On an earnings call, Tritton highlighted the retailer’s growth opportunities. He said the company plans to open 20 to 25 new BuyBuy Baby stores and revamp 130 to 150 Bed Bath stores this year. Along with additional renovations to its namesake banner stores, it said it will have remodeled more than 200 locations – about a quarter of its Bed Bath stores – by the end of the fiscal year.

He also discussed new initiatives, including an agreement with Kroger to sell products on its website and to open stores inside its grocery stores.

And he said he wanted to take advantage of the marriage boom expected this year by encouraging couples to register at his stores. He said the company was “seeing a slight increase” in marriage and baby registry registrations.

“We just need to put our inventory in stock so we can facilitate that,” he said.

In addition to executing its turnaround efforts, Bed Bath must compete for buyers’ money, as inflation is at its highest level in about four decades. Consumers are also evaluating other spending priorities, such as summer vacations and spring wardrobes, that might direct their attention elsewhere.

Saunders, however, said higher prices may actually cause Americans to focus on the home again.

“People can say, ‘Well, it’s a little expensive, so we’re going to spend a little more time at home rather than on vacation, so we’ll prioritize the garden and the outdoors'” , did he declare. “All of those things are areas that they have to look at and they have to be very tactical in saying, ‘Where are the growth points? And pivot to those. “”

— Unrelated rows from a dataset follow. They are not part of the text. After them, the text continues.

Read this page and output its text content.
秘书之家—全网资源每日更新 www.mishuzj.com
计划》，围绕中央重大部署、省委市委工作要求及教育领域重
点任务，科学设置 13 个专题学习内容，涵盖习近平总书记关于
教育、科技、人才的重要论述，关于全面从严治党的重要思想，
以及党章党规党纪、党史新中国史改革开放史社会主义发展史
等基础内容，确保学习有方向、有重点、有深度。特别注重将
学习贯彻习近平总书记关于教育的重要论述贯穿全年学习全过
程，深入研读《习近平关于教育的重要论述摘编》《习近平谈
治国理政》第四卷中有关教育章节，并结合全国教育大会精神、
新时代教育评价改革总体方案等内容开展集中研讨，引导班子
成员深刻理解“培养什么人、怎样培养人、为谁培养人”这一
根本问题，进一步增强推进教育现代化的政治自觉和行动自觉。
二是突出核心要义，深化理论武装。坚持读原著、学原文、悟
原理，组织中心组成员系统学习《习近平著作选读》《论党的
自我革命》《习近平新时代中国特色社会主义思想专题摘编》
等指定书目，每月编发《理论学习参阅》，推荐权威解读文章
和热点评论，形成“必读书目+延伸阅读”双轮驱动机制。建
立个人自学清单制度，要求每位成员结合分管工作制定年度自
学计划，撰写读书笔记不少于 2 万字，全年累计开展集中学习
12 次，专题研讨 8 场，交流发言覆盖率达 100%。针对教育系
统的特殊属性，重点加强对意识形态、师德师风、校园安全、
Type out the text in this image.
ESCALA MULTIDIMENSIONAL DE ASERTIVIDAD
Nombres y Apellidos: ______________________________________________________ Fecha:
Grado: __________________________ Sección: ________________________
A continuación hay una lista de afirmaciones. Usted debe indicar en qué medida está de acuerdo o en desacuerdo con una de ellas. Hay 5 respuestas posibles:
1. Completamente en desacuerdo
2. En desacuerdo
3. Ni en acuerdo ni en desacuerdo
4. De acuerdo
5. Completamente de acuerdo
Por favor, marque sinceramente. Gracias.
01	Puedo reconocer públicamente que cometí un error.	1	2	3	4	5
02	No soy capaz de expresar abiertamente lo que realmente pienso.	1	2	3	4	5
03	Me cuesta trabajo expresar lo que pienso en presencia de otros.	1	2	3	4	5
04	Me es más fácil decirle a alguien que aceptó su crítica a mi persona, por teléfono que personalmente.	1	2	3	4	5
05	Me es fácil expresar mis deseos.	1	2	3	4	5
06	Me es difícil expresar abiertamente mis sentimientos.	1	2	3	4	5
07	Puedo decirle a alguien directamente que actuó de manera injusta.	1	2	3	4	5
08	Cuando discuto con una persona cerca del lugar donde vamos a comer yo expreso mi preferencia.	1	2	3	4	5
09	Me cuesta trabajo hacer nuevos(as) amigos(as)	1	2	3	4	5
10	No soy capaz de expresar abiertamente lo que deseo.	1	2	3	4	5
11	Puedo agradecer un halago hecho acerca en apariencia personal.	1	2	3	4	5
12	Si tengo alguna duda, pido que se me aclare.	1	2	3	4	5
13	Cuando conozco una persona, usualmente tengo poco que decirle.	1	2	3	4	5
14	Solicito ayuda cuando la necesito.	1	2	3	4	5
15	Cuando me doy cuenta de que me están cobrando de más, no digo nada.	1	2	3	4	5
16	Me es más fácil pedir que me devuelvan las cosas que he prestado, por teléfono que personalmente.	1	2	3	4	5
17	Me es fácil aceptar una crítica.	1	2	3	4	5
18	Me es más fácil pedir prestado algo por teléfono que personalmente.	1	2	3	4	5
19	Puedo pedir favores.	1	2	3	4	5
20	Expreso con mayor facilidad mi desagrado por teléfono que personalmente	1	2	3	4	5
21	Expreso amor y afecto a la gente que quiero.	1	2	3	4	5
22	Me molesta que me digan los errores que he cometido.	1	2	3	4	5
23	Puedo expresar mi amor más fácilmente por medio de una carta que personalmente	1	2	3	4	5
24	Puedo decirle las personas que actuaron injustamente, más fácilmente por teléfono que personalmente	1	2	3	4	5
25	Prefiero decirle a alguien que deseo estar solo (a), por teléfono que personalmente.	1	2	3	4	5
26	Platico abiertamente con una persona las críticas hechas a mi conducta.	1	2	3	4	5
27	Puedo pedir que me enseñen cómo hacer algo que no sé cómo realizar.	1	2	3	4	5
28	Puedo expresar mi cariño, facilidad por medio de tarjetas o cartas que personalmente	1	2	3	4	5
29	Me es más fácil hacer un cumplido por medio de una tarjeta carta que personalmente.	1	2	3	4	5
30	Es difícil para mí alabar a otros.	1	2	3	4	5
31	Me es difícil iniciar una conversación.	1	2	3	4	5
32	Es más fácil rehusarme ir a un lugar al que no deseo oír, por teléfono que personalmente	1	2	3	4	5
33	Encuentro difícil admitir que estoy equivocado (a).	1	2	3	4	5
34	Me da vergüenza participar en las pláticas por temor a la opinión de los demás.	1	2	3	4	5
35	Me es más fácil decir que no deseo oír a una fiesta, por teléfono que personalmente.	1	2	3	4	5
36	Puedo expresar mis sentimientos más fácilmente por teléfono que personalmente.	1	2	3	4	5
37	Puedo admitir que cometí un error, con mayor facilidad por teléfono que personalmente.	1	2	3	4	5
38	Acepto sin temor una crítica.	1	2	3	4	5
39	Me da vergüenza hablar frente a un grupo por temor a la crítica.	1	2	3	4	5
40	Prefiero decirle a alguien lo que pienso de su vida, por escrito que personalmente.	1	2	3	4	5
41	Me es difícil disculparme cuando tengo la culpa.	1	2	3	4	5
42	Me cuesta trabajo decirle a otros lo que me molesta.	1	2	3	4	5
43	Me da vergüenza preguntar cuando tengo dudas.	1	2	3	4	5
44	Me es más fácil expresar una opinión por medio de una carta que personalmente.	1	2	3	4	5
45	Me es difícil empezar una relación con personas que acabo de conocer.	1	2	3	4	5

Tritton acknowledged in an interview with CNBC that the context is more difficult, especially since households no longer receive additional money from the government, such as child tax credits. Still, he said he was optimistic about the long-term prospects.

“We believe there is a strong and persistent domestic market that has seen erratic ups and downs and when it normalizes we believe there is good business to be had,” he said. “We are part of customers’ lives, their wants and needs and making sure we are in stock and meeting that need is our primary focus.”

Read the company’s earnings press release here.